Biodiversité  |    |  Rachida BoughrietActu-Environnement.com

Le parc national des Cévennes et la compagnie d'électricité allemande E.ON ont signé le 8 janvier un protocole de travail qui fixe "les actions à mener pour identifier les possibilités de conciliation entre la préservation des enjeux de territoire" identifiés dans la charte du Parc et l'approvisionnement du projet de centrale convertie à la biomasse de Gardanne (Bouches-du-Rhône), a annoncé le parc.

Le projet vise à convertir la tranche 4 de la centrale située à Meyreuil (à proximité de Gardanne) fonctionnant au charbon et au coke de pétrole pour une puissance électrique de 250 mégawatts (MW), en une unité de production utilisant la biomasse pour une puissance électrique de 150 MW.

Le parc estime que le projet "constitue une opportunité majeure pour la valorisation économique du territoire et pour la gestion des milieux," mais il comporte aussi "des risques de dépossession de la valeur ajoutée locale et de dégradation du patrimoine et des paysages."

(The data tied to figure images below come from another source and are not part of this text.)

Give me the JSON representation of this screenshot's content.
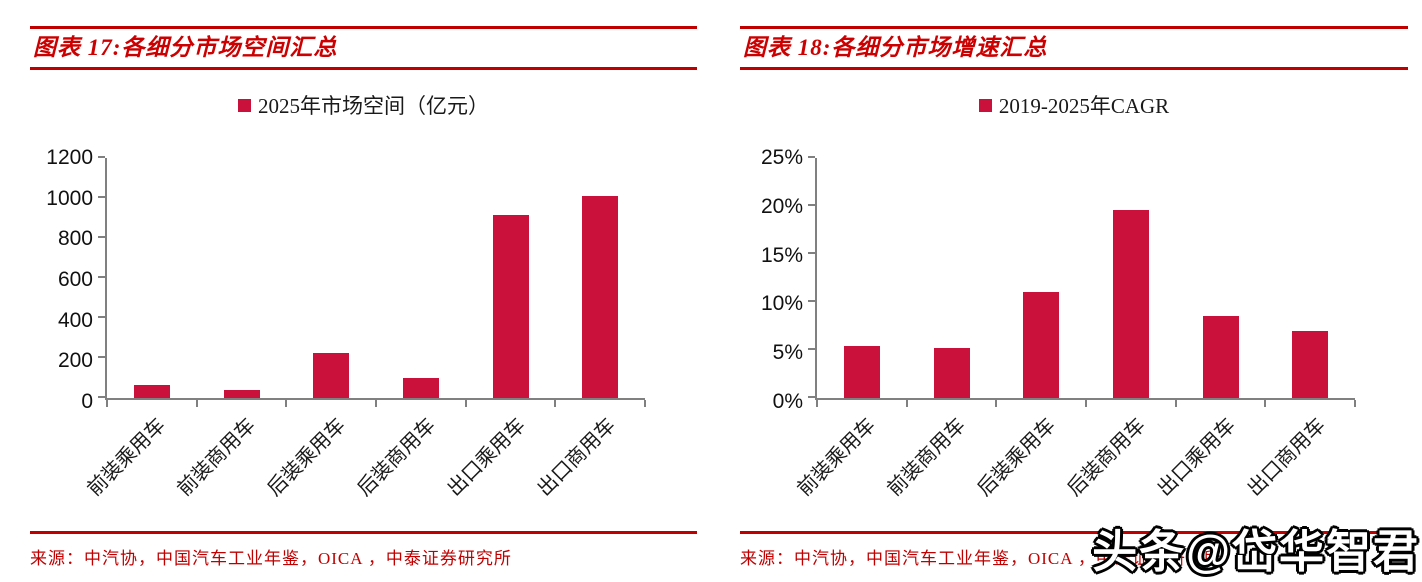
{
  "colors": {
    "bar": "#C9113C",
    "title_red": "#CC0000",
    "rule_red": "#C00000",
    "source_red": "#C00000",
    "axis_gray": "#808080"
  },
  "watermark": "头条@岱华智君",
  "chart_data": [
    {
      "type": "bar",
      "title": "图表 17:各细分市场空间汇总",
      "legend": "2025年市场空间（亿元）",
      "legend_position": "top",
      "grid": false,
      "categories": [
        "前装乘用车",
        "前装商用车",
        "后装乘用车",
        "后装商用车",
        "出口乘用车",
        "出口商用车"
      ],
      "values": [
        65,
        38,
        225,
        100,
        915,
        1010
      ],
      "xlabel": "",
      "ylabel": "",
      "ylim": [
        0,
        1200
      ],
      "yticks": [
        0,
        200,
        400,
        600,
        800,
        1000,
        1200
      ],
      "ytick_labels": [
        "0",
        "200",
        "400",
        "600",
        "800",
        "1000",
        "1200"
      ],
      "source": "来源：中汽协，中国汽车工业年鉴，OICA ，中泰证券研究所"
    },
    {
      "type": "bar",
      "title": "图表 18:各细分市场增速汇总",
      "legend": "2019-2025年CAGR",
      "legend_position": "top",
      "grid": false,
      "categories": [
        "前装乘用车",
        "前装商用车",
        "后装乘用车",
        "后装商用车",
        "出口乘用车",
        "出口商用车"
      ],
      "values": [
        5.4,
        5.2,
        11,
        19.6,
        8.5,
        7
      ],
      "xlabel": "",
      "ylabel": "",
      "ylim": [
        0,
        25
      ],
      "yticks": [
        0,
        5,
        10,
        15,
        20,
        25
      ],
      "ytick_labels": [
        "0%",
        "5%",
        "10%",
        "15%",
        "20%",
        "25%"
      ],
      "source": "来源：中汽协，中国汽车工业年鉴，OICA ，中泰证券研究所"
    }
  ]
}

35.000 tonnes de bois local par an

Le démarrage de l'exploitation du site est prévu dès 2015. Selon E.ON, la centrale consommera à partir de 2025, 855.000 tonnes par an de biomasse dont 445.000 tonnes de bois issus d'opérations sylvicoles, 325.000 tonnes issues des élagages et entretiens urbains et de la défense des forêts contre les incendies, et 85.000 tonnes de bois de recyclage.

La part de biomasse issue des Cévennes serait de 35.000 tonnes de bois/an. Ce qui représenterait de 200 à 1.000 ha de coupes de régénération et d'éclaircie sur un massif forestier d'environ 150.000 ha.

Selon le protocole, E.ON et le Parc national s'engagent à "rechercher et promouvoir les actions qui permettent de concilier l'approvisionnement en bois énergie et le respect de la filière bois locale" et notamment "la continuité" de l'approvisionnement des petites chaufferies bois individuelles ou collectives, la sauvegarde des massifs forestiers "remarquables, notamment la châtaigneraie (…) et la préservation de la biodiversité remarquable de ce territoire".

Réactions13 réactions à cet article

 

Notons que pour produire 150 MégaWatts dans l'année il faudra 855 000 Tonnes de "biomasse" . Converti en CAMIONS DE 20 TONNES on a 42750 (rotations de) Camions de 20 Tonnes soit environ 117 camions par jour.

A moins qu'une possibilité ferroviaire existe? Un train de fret complet fait 1000Tonnes.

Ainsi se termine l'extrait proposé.